All Products
Search
Document Center

OpenSearch:aggs clause

Last Updated:Feb 28, 2024

Overview

Tens of thousands of documents may be retrieved based on a single search query. However, you may not want to view all the retrieved documents to obtain the required information. If you want to view only some statistics of the retrieved documents, you can use an aggs clause to obtain the statistics.

Syntax

{
  "aggs" : [
    {
      "group_key": "field",
      "agg_fun" : ["func1", "func2"],
      "agg_filter" : "filter_expression",
      "agg_range" : [number1, number2],
      "max_group" : number,
      "order_by":"count"
    } 
  ]
}
  • group_key: required. The field based on which you want to obtain statistics. The field that you specify must be an attribute field of the INTEGER or STRING type.

  • agg_fun: required. The following built-in functions are supported: count(), sum(id), max(id), min(id), and distinct_count(id). You can use count() to calculate the number of documents, use sum(id) to obtain the sum of the values of the id field, use max(id) to obtain the maximum value of the id field, use min(id) to obtain the minimum value of the id field, and use distinct_count(id) to calculate the number of distinct values of the id field. You can specify multiple functions in an aggs clause to obtain statistics.

  • agg_filter: optional. The conditions based on which documents are filtered. You can specify logical expressions as filter conditions. For more information, see the filter clause.
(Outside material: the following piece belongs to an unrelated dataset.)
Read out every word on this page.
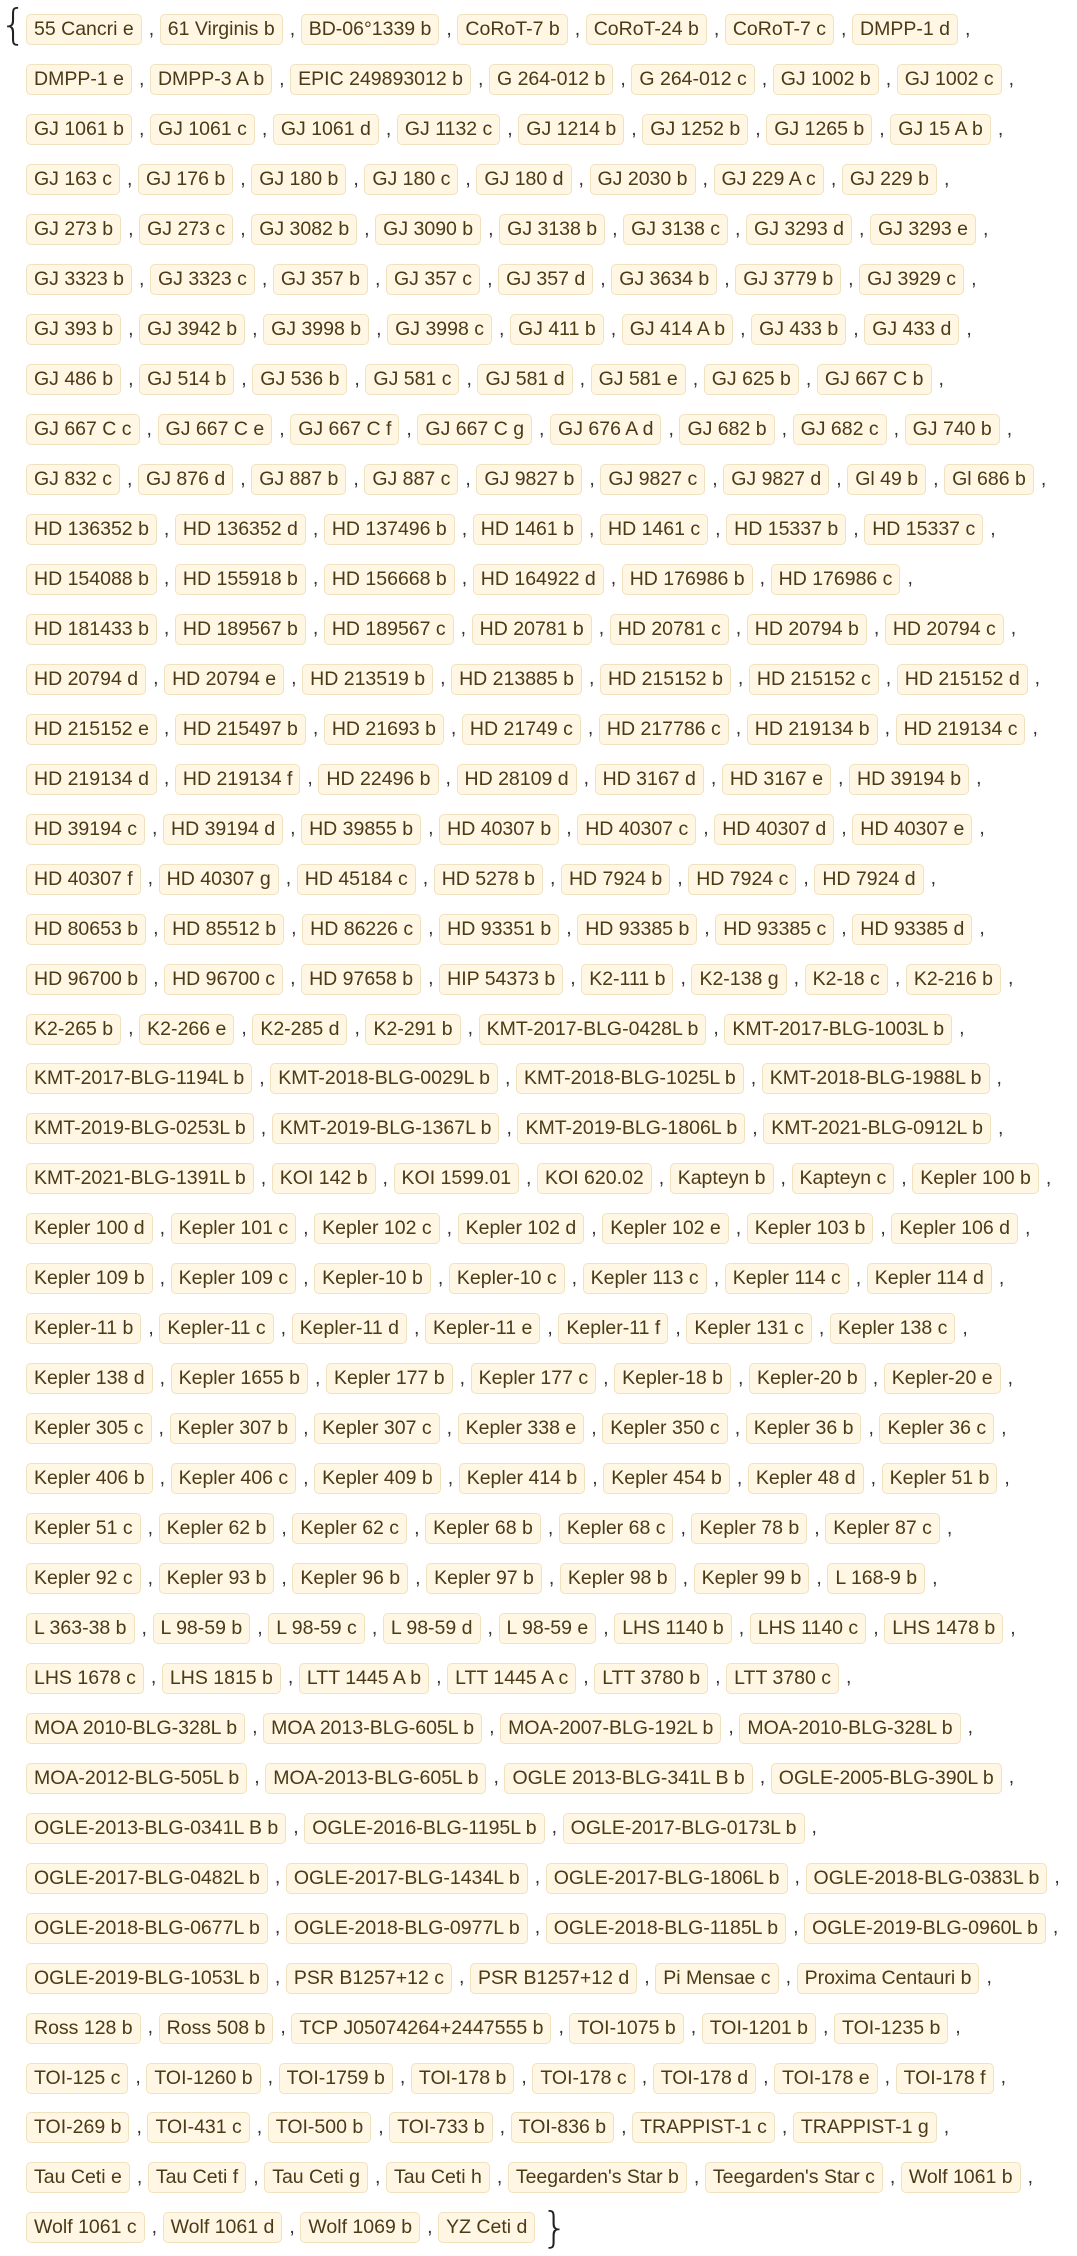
{ 55 Cancri e , 61 Virginis b , BD-06°1339 b , CoRoT-7 b , CoRoT-24 b , CoRoT-7 c , DMPP-1 d ,DMPP-1 e , DMPP-3 A b , EPIC 249893012 b , G 264-012 b , G 264-012 c , GJ 1002 b , GJ 1002 c ,GJ 1061 b , GJ 1061 c , GJ 1061 d , GJ 1132 c , GJ 1214 b , GJ 1252 b , GJ 1265 b , GJ 15 A b ,GJ 163 c , GJ 176 b , GJ 180 b , GJ 180 c , GJ 180 d , GJ 2030 b , GJ 229 A c , GJ 229 b ,GJ 273 b , GJ 273 c , GJ 3082 b , GJ 3090 b , GJ 3138 b , GJ 3138 c , GJ 3293 d , GJ 3293 e ,GJ 3323 b , GJ 3323 c , GJ 357 b , GJ 357 c , GJ 357 d , GJ 3634 b , GJ 3779 b , GJ 3929 c ,GJ 393 b , GJ 3942 b , GJ 3998 b , GJ 3998 c , GJ 411 b , GJ 414 A b , GJ 433 b , GJ 433 d ,GJ 486 b , GJ 514 b , GJ 536 b , GJ 581 c , GJ 581 d , GJ 581 e , GJ 625 b , GJ 667 C b ,GJ 667 C c , GJ 667 C e , GJ 667 C f , GJ 667 C g , GJ 676 A d , GJ 682 b , GJ 682 c , GJ 740 b ,GJ 832 c , GJ 876 d , GJ 887 b , GJ 887 c , GJ 9827 b , GJ 9827 c , GJ 9827 d , Gl 49 b , Gl 686 b ,HD 136352 b , HD 136352 d , HD 137496 b , HD 1461 b , HD 1461 c , HD 15337 b , HD 15337 c ,HD 154088 b , HD 155918 b , HD 156668 b , HD 164922 d , HD 176986 b , HD 176986 c ,HD 181433 b , HD 189567 b , HD 189567 c , HD 20781 b , HD 20781 c , HD 20794 b , HD 20794 c ,HD 20794 d , HD 20794 e , HD 213519 b , HD 213885 b , HD 215152 b , HD 215152 c , HD 215152 d ,HD 215152 e , HD 215497 b , HD 21693 b , HD 21749 c , HD 217786 c , HD 219134 b , HD 219134 c ,HD 219134 d , HD 219134 f , HD 22496 b , HD 28109 d , HD 3167 d , HD 3167 e , HD 39194 b ,HD 39194 c , HD 39194 d , HD 39855 b , HD 40307 b , HD 40307 c , HD 40307 d , HD 40307 e ,HD 40307 f , HD 40307 g , HD 45184 c , HD 5278 b , HD 7924 b , HD 7924 c , HD 7924 d ,HD 80653 b , HD 85512 b , HD 86226 c , HD 93351 b , HD 93385 b , HD 93385 c , HD 93385 d ,HD 96700 b , HD 96700 c , HD 97658 b , HIP 54373 b , K2-111 b , K2-138 g , K2-18 c , K2-216 b ,K2-265 b , K2-266 e , K2-285 d , K2-291 b , KMT-2017-BLG-0428L b , KMT-2017-BLG-1003L b ,KMT-2017-BLG-1194L b , KMT-2018-BLG-0029L b , KMT-2018-BLG-1025L b , KMT-2018-BLG-1988L b ,KMT-2019-BLG-0253L b , KMT-2019-BLG-1367L b , KMT-2019-BLG-1806L b , KMT-2021-BLG-0912L b ,KMT-2021-BLG-1391L b , KOI 142 b , KOI 1599.01 , KOI 620.02 , Kapteyn b , Kapteyn c , Kepler 100 b ,Kepler 100 d , Kepler 101 c , Kepler 102 c , Kepler 102 d , Kepler 102 e , Kepler 103 b , Kepler 106 d ,Kepler 109 b , Kepler 109 c , Kepler-10 b , Kepler-10 c , Kepler 113 c , Kepler 114 c , Kepler 114 d ,Kepler-11 b , Kepler-11 c , Kepler-11 d , Kepler-11 e , Kepler-11 f , Kepler 131 c , Kepler 138 c ,Kepler 138 d , Kepler 1655 b , Kepler 177 b , Kepler 177 c , Kepler-18 b , Kepler-20 b , Kepler-20 e ,Kepler 305 c , Kepler 307 b , Kepler 307 c , Kepler 338 e , Kepler 350 c , Kepler 36 b , Kepler 36 c ,Kepler 406 b , Kepler 406 c , Kepler 409 b , Kepler 414 b , Kepler 454 b , Kepler 48 d , Kepler 51 b ,Kepler 51 c , Kepler 62 b , Kepler 62 c , Kepler 68 b , Kepler 68 c , Kepler 78 b , Kepler 87 c ,Kepler 92 c , Kepler 93 b , Kepler 96 b , Kepler 97 b , Kepler 98 b , Kepler 99 b , L 168-9 b ,L 363-38 b , L 98-59 b , L 98-59 c , L 98-59 d , L 98-59 e , LHS 1140 b , LHS 1140 c , LHS 1478 b ,LHS 1678 c , LHS 1815 b , LTT 1445 A b , LTT 1445 A c , LTT 3780 b , LTT 3780 c ,MOA 2010-BLG-328L b , MOA 2013-BLG-605L b , MOA-2007-BLG-192L b , MOA-2010-BLG-328L b ,MOA-2012-BLG-505L b , MOA-2013-BLG-605L b , OGLE 2013-BLG-341L B b , OGLE-2005-BLG-390L b ,OGLE-2013-BLG-0341L B b , OGLE-2016-BLG-1195L b , OGLE-2017-BLG-0173L b ,OGLE-2017-BLG-0482L b , OGLE-2017-BLG-1434L b , OGLE-2017-BLG-1806L b , OGLE-2018-BLG-0383L b ,OGLE-2018-BLG-0677L b , OGLE-2018-BLG-0977L b , OGLE-2018-BLG-1185L b , OGLE-2019-BLG-0960L b ,OGLE-2019-BLG-1053L b , PSR B1257+12 c , PSR B1257+12 d , Pi Mensae c , Proxima Centauri b ,Ross 128 b , Ross 508 b , TCP J05074264+2447555 b , TOI-1075 b , TOI-1201 b , TOI-1235 b ,TOI-125 c , TOI-1260 b , TOI-1759 b , TOI-178 b , TOI-178 c , TOI-178 d , TOI-178 e , TOI-178 f ,TOI-269 b , TOI-431 c , TOI-500 b , TOI-733 b , TOI-836 b , TRAPPIST-1 c , TRAPPIST-1 g ,Tau Ceti e , Tau Ceti f , Tau Ceti g , Tau Ceti h , Teegarden's Star b , Teegarden's Star c , Wolf 1061 b ,Wolf 1061 c , Wolf 1061 d , Wolf 1069 b , YZ Ceti d }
  • agg_range: optional. The range in which the system queries data. If you want to obtain information about data distribution, you can specify this parameter. You can specify only one range in an aggs clause. For example, you can specify a range of values between Number 1 and Number 2, or a range of values greater than Number 2. You cannot specify a value of the STRING type as the value of the range parameter.

  • max_group: optional. The maximum number of groups to return. Default value: 1000.

  • order_by: optional. The order based on which the statistical results are sorted. Set the value to count. If you do not specify this parameter, the statistical results are sorted based on the lexicographic order of the values of the field specified by the group_key parameter by default.

Examples:

  • Simple statistics

    {
      "aggs" : [
        {
          "group_key": "group_id",
          "agg_fun" : ["sum(price)"]
    		} 
      ]
    }
    
    Sample statistical results:
    {
      result: {
        facet: [
          {
            key: "group_id",
            items: [
              {
                value: 43,
                sum: 81
              },
              {
                value: 63,
                sum: 91
              }
            ]
          }
        ]
      }
    },

  • Statistics from multiple dimensions

    {
      "aggs" : [
        {
          "group_key": "company_id",
          "agg_fun" : ["sum(id)", "max(id)", "min(id)"]
    		} 
      ]
    }

  • Statistics based on multiple fields

    {
      "aggs" : [
        {
          "group_key": "group_id",
          "agg_fun" : ["sum(price)"]
    		},
        {
          "group_key": "company_id",
          "agg_fun" : ["count()"]
    		} 
      ]
    }

  • Statistics based on conditions

    # Query the documents whose values of the price field are greater than 100.
    {
      "aggs" : [
        {
          "group_key": "group_id",
          "agg_fun" : ["sum(price)"],
          "agg_filter" : "price > 100"
    		} 
      ]
    }

  • Semi-exact statistics

    {
      "aggs" : [
        {
          "group_key": "company_id",
          "agg_fun" : ["distinct_count(brand)"]
    		}
      ]
    }
    If you include the distinct_count function in an aggs clause, the semi-exact statistics feature is enabled. The semi-exact statistics feature uses the HyperLogLog (HLL) algorithm to obtain statistics. In most cases, the exact ratio of results that are obtained by using the semi-exact statistics feature is higher than 99%.

    Usage notes

    • The fields that you specify in an aggs clause must be the attribute fields that you specify in the schema.json file.

    • The results of an aggs clause are returned to the facet node on the Searcher worker. The results include the agg_fun parameter that indicates the functions that you specified in the aggs clause, such as sum() and count().

    • The results of an aggs clause are returned to the facet node on the Searcher worker. To obtain the data on the facet node, specify fulljson as the value of the format parameter in a config clause.

    • The system can return accurate statistics on up to 100,000 documents. If the number of documents that match the specified conditions in a partition exceeds 100,000, the statistics that are returned may be inaccurate due to the limits on engine performance. You can modify the limit on the maximum number of documents in the cluster configurations.

    • If the max_group parameter is set to a value greater than 10000, a large amount of memory resources may be consumed on the Query Result Searcher (QRS) worker, and an out of memory (OOM) error may occur.